For the three months ended June 30, 2008, total non-interest expense decreased $161,000, or 5.94%, to $2,550,000 from $2,711,000 for the same period in 2007. Compensation and employee benefits increased $7,000, or 0.55%, to $1,288,000 for the three months ended June 30, 2008 from $1,281,000 for the same period in 2007 due primarily to higher compensation costs from normal merit salary increases, offset by reductions in accrued incentive
compensation expense and reductions in employee pension benefits costs.

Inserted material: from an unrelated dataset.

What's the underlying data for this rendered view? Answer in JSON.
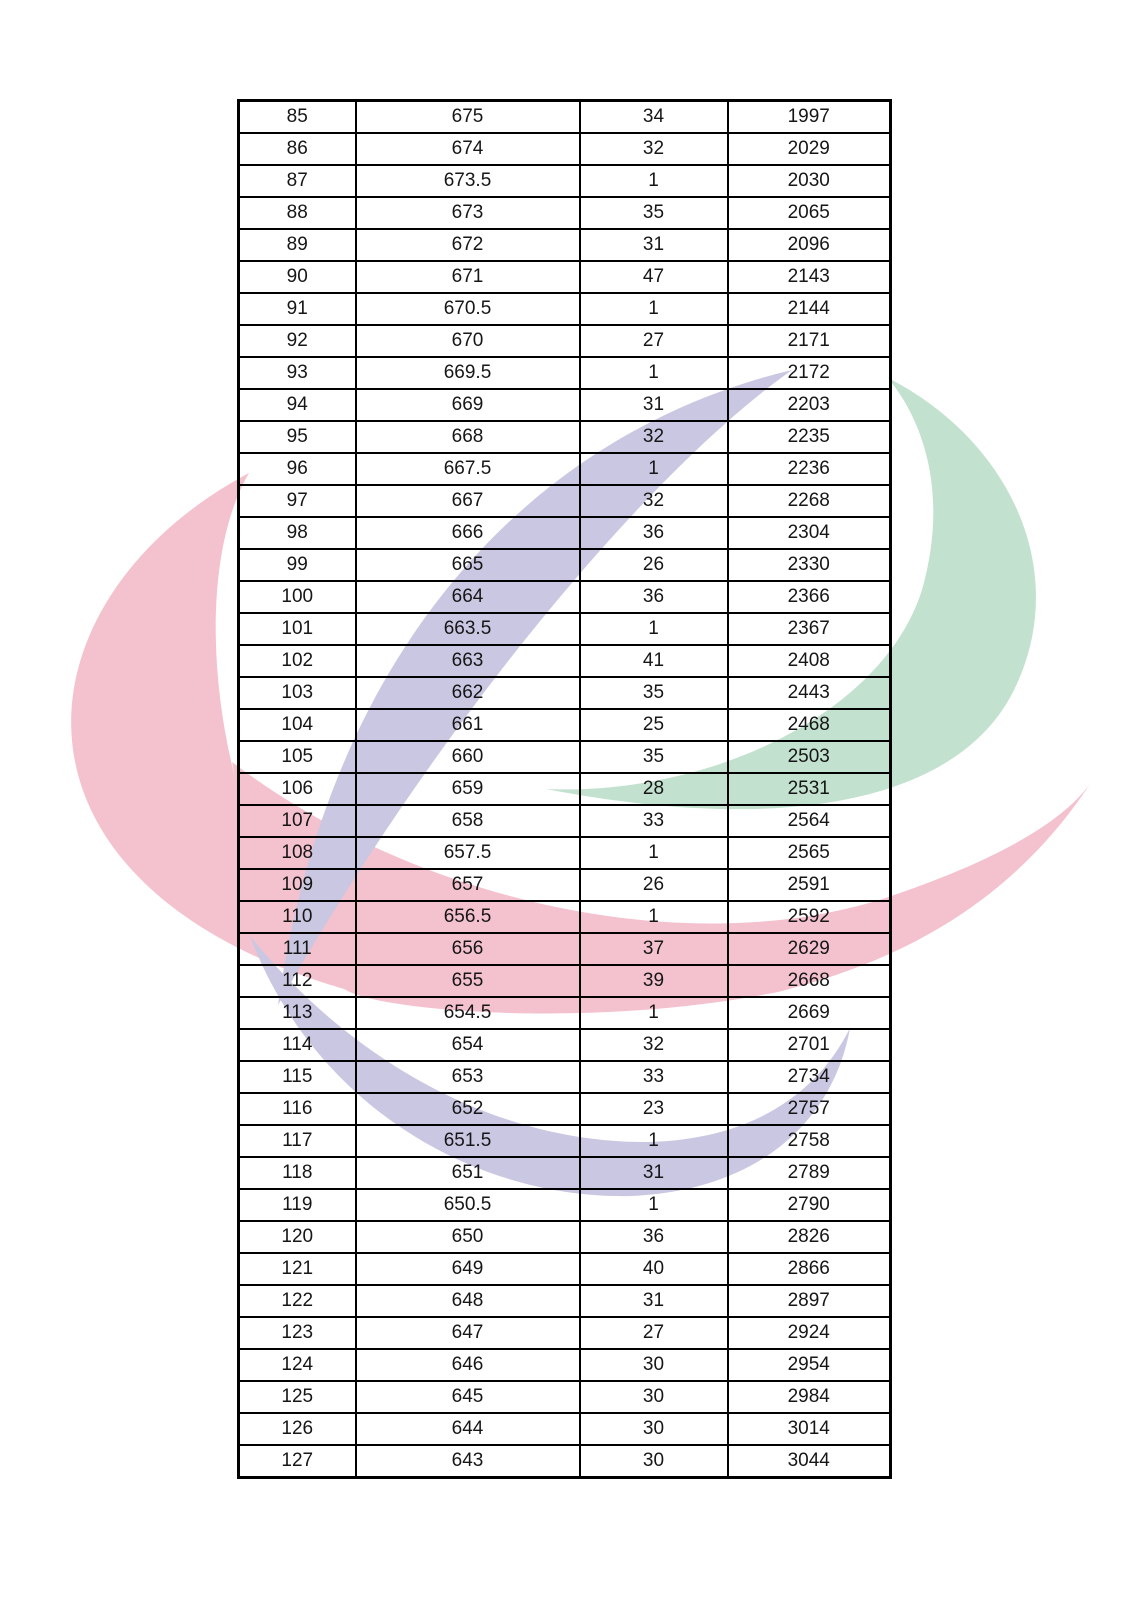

Occupancy and equipment expense decreased $83,000, or 11.54%, to $636,000 for the three months ended June 30, 2008 from $719,000 for the same period in 2007, due the previous year including expenses related to the closing of a banking center. Professional services expense decreased $10,000, or 8.77%, to $104,000 for the three months ended June 30, 2008 from $114,000 for the same period in 2007, due to lower legal expenses. Advertising/public relations expense decreased $17,000, or 17.35%, to $81,000 for the three months ended June 30, 2008 from $98,000 for the same period in 2007 due primarily to lower product and promotion expenses. Intangible amortization expense decreased $8,000, or 7.14%, to $104,000 for the three months ended June 30, 2008 from $112,000 for the same period in 2007, due to deposit premiums related to branch acquisitions becoming fully amortized. Other expense decreased $63,000, or 25.20%, to $187,000 for the three months ended June 30, 2008 from $250,000 for the same period in 2007, due primarily to lower costs associated with deposit account charge-offs.
Results of operations for the six months ended June 30, 2008 and 2007
General
Net income decreased $514,000, or 41.12%, to $736,000 for the six months ended June 30, 2008 as compared to $1,250,000 for the same period in 2007. The decrease in net income for the period was due primarily to a compression of the net interest margin caused by declining interest rates along with an increase in the provision for loan losses due to loan growth and the increase in nonperforming loans, offset by a decrease in non-interest expense.